The New York Times (NYT) has recently updated its terms of service (TOS) to explicitly prohibit the scraping of its articles and images for artificial intelligence (AI) training purposes. This move is in response to the increasing monetization of AI language apps through unauthorized scraping of internet data.

Under section 2.1 and section 4.1 of the updated TOS, the NYT specifies that its content, including articles, videos, images, and metadata, cannot be used to train AI models without express written permission. The TOS emphasizes that the content is intended for personal, non-commercial use, which specifically excludes the development of software programs or the training of AI systems.
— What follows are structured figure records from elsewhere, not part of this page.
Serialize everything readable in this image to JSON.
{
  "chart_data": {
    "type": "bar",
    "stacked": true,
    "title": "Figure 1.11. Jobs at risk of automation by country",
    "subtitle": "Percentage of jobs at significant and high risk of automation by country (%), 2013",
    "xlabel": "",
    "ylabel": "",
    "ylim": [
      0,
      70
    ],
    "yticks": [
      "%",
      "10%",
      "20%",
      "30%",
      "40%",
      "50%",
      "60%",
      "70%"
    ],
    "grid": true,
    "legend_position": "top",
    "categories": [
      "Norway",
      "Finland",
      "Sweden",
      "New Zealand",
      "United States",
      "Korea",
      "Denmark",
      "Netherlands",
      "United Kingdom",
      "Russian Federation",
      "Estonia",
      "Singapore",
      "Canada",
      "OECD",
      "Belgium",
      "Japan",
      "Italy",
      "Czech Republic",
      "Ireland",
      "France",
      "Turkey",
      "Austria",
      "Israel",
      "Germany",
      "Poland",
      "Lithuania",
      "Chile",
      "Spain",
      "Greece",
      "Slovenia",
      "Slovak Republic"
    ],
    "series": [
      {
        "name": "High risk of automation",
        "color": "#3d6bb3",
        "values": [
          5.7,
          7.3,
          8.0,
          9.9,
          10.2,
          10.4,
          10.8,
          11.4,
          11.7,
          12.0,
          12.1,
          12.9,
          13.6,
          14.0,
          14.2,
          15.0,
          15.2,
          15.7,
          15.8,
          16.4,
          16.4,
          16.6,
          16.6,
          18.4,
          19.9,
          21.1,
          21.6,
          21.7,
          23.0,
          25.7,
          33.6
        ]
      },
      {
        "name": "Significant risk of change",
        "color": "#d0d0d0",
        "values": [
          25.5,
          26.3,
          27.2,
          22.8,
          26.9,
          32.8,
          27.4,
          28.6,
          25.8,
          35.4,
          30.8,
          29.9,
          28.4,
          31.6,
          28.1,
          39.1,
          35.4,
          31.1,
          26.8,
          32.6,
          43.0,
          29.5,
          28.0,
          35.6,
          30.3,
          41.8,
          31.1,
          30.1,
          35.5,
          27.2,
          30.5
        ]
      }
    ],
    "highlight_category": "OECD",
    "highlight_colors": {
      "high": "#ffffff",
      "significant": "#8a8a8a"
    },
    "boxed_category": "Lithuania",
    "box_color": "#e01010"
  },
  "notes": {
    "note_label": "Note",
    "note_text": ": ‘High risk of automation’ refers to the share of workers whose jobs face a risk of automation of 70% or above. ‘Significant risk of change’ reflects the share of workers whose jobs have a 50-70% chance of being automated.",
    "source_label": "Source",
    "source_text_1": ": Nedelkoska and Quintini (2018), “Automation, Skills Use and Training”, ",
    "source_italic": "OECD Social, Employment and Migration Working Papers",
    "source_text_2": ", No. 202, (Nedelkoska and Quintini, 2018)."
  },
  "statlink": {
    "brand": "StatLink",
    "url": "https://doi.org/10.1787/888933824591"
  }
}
Nonetheless, the restriction on scraping content for AI training has not historically deterred companies from using the internet as a vast dataset. Major language models like OpenAI’s GPT-4, Anthropic’s Claude 2, Meta’s Llama 2, and Google’s PaLM 2 have all been trained on large datasets obtained through web scraping. By leveraging unsupervised learning, AI models analyze the relationships between words to develop a conceptual understanding of language.

Using scraped data for AI training has been a contentious issue, with unresolved legal challenges, including a plagiarism lawsuit against OpenAI. In response to concerns, news organizations, including the Associated Press, have called for the development of a legal framework to protect content used in AI applications.

OpenAI, anticipating further legal challenges, has taken steps to address criticism. They recently provided guidelines to allow websites to block their AI-training web crawler using robots.txt. Some sites and authors have already indicated their intention to block the crawler.

However, existing scraping data is already incorporated into GPT-4, including content from the New York Times. Whether future AI vendors, like OpenAI, will honor content owners’ requests to exclude their material remains to be seen. If not, the industry may see an increase in AI-related lawsuits or regulatory intervention in the future.